Moody’s attributed the downgrade to Rockford’s high pension burden that will “continue to grow, weakening operating reserves and available liquidity.” Moody’s also chalked up the downgrade to Rockford’s struggles to generate revenue and above average debt burden.
City officials in Rockford blamed the credit rating on a lack of “home rule,” a debate dating back to the 1980s when Rockford residents voted to strip the municipal government of some powers such as the ability to easily raise taxes after lawmakers repeatedly increased property taxes. Rockford lawmakers cite that as the cause of the revenue shortage.
In a statement to the Rockford Register Star, Rockford Mayor Tom McNamara said, “We expected a change in [credit] rating, as we know the financial challenges faced by the city are severe.”
Rockford does indeed face severe challenges, as Illinois Policy Institute research from 2014 indicated that Rockford’s pension debt was already among the worst in the state.

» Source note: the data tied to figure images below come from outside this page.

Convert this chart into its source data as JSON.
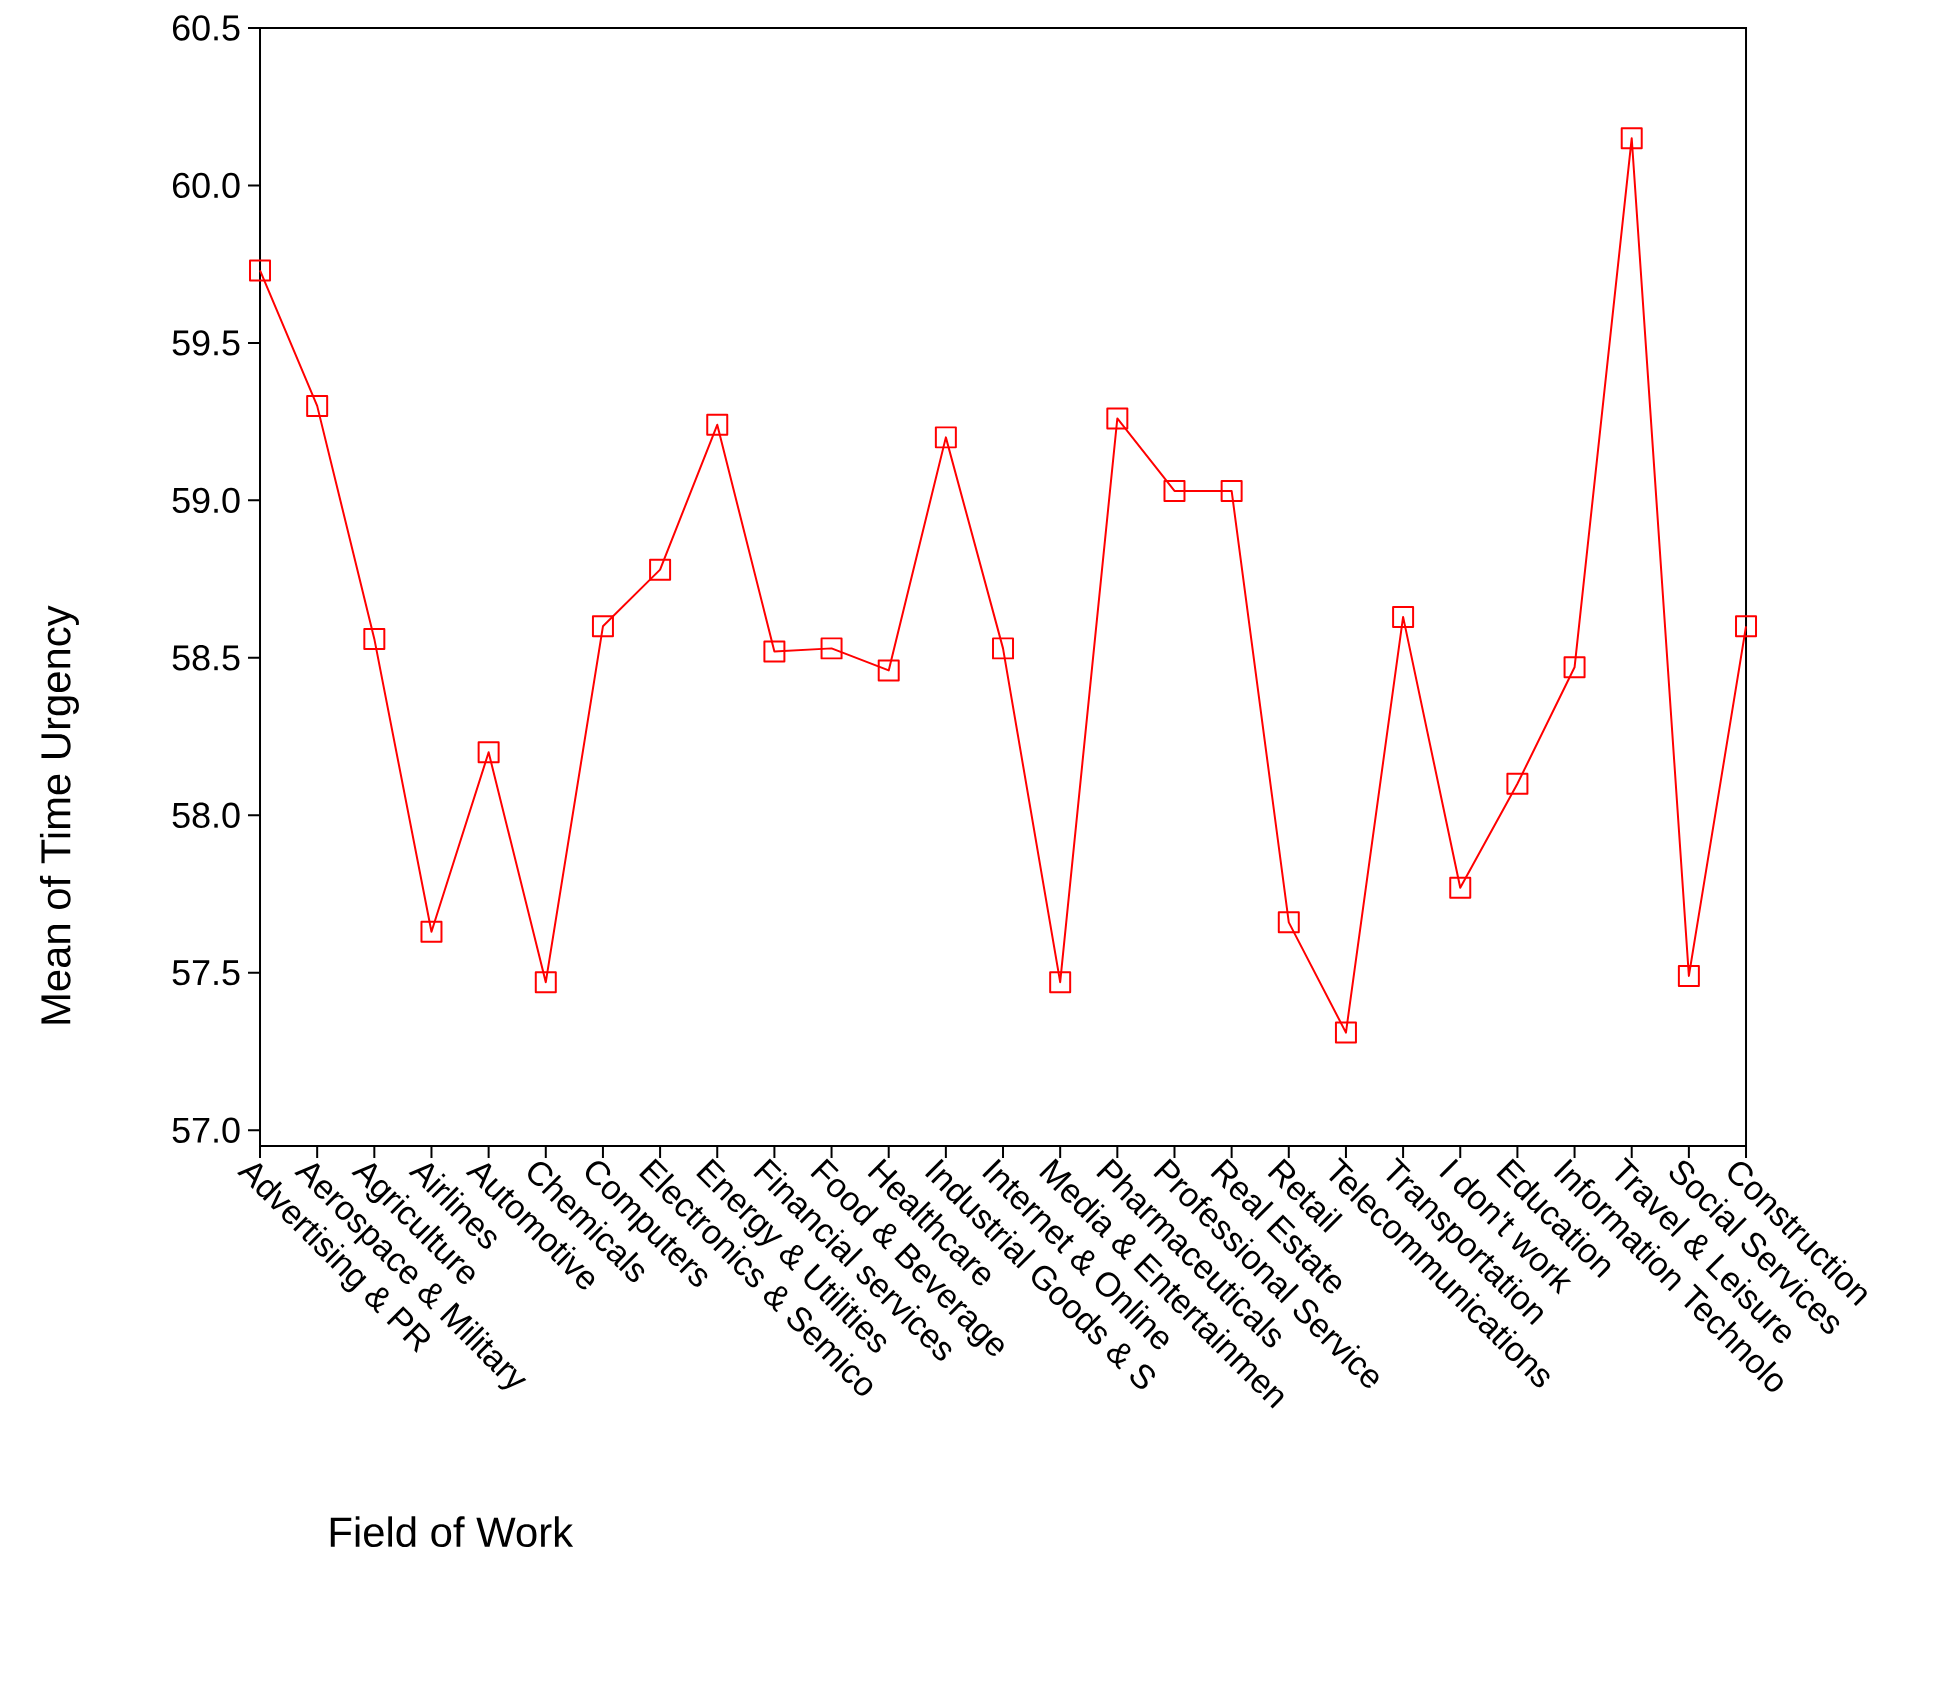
{
  "chart_data": {
    "type": "line",
    "xlabel": "Field of Work",
    "ylabel": "Mean of Time Urgency",
    "categories": [
      "Advertising & PR",
      "Aerospace & Military",
      "Agriculture",
      "Airlines",
      "Automotive",
      "Chemicals",
      "Computers",
      "Electronics & Semico",
      "Energy & Utilities",
      "Financial services",
      "Food & Beverage",
      "Healthcare",
      "Industrial Goods & S",
      "Internet & Online",
      "Media & Entertainmen",
      "Pharmaceuticals",
      "Professional Service",
      "Real Estate",
      "Retail",
      "Telecommunications",
      "Transportation",
      "I don't work",
      "Education",
      "Information Technolo",
      "Travel & Leisure",
      "Social Services",
      "Construction"
    ],
    "values": [
      59.73,
      59.3,
      58.56,
      57.63,
      58.2,
      57.47,
      58.6,
      58.78,
      59.24,
      58.52,
      58.53,
      58.46,
      59.2,
      58.53,
      57.47,
      59.26,
      59.03,
      59.03,
      57.66,
      57.31,
      58.63,
      57.77,
      58.1,
      58.47,
      60.15,
      57.49,
      58.6
    ],
    "color": "#ff0000",
    "marker": "square",
    "ylim": [
      56.95,
      60.5
    ],
    "yticks": [
      {
        "value": 57.0,
        "label": "57.0"
      },
      {
        "value": 57.5,
        "label": "57.5"
      },
      {
        "value": 58.0,
        "label": "58.0"
      },
      {
        "value": 58.5,
        "label": "58.5"
      },
      {
        "value": 59.0,
        "label": "59.0"
      },
      {
        "value": 59.5,
        "label": "59.5"
      },
      {
        "value": 60.0,
        "label": "60.0"
      },
      {
        "value": 60.5,
        "label": "60.5"
      }
    ]
  }
}
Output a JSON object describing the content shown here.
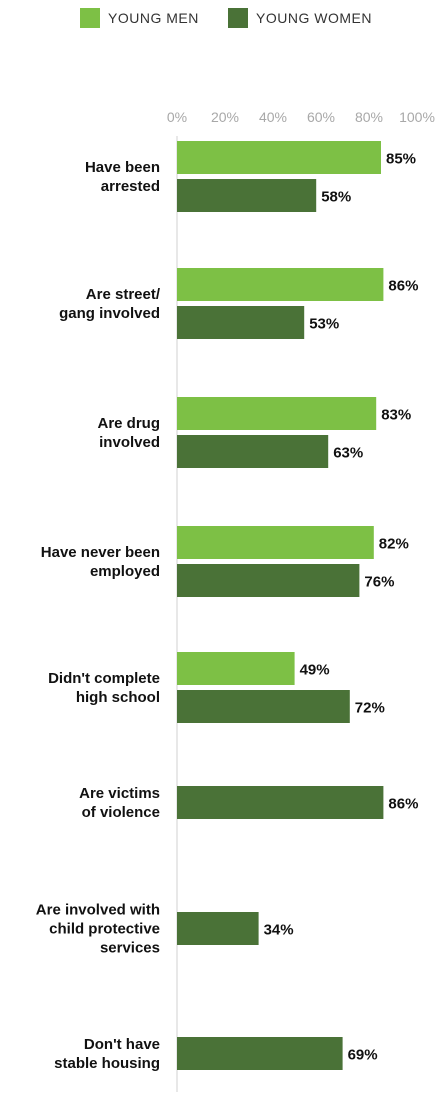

Since 2003, debt levels for public pensions in Rockford have doubled, with the average household being on the hook for more than $4,000 in debt and Rockford’s high pension costs consuming more than a third of total city revenue collected from property taxes, per an Illinois Policy Institute report.
While lawmakers in Rockford blame a lack of revenue for the city’s mounting debt and financial woes, it’s systemic pension problems that are the real issue.
Spending issues, not revenue issues, plague Rockford, much like Illinois. Illinois is already home to the highest overall tax burden in the nation. Higher taxes are not the solution to Rockford’s pension crisis. Rather, Rockford should look to enact real reforms to cut spending, like moving new Rockford employees to 401(k)-style retirement plans rather than costly and underfunded pension plans.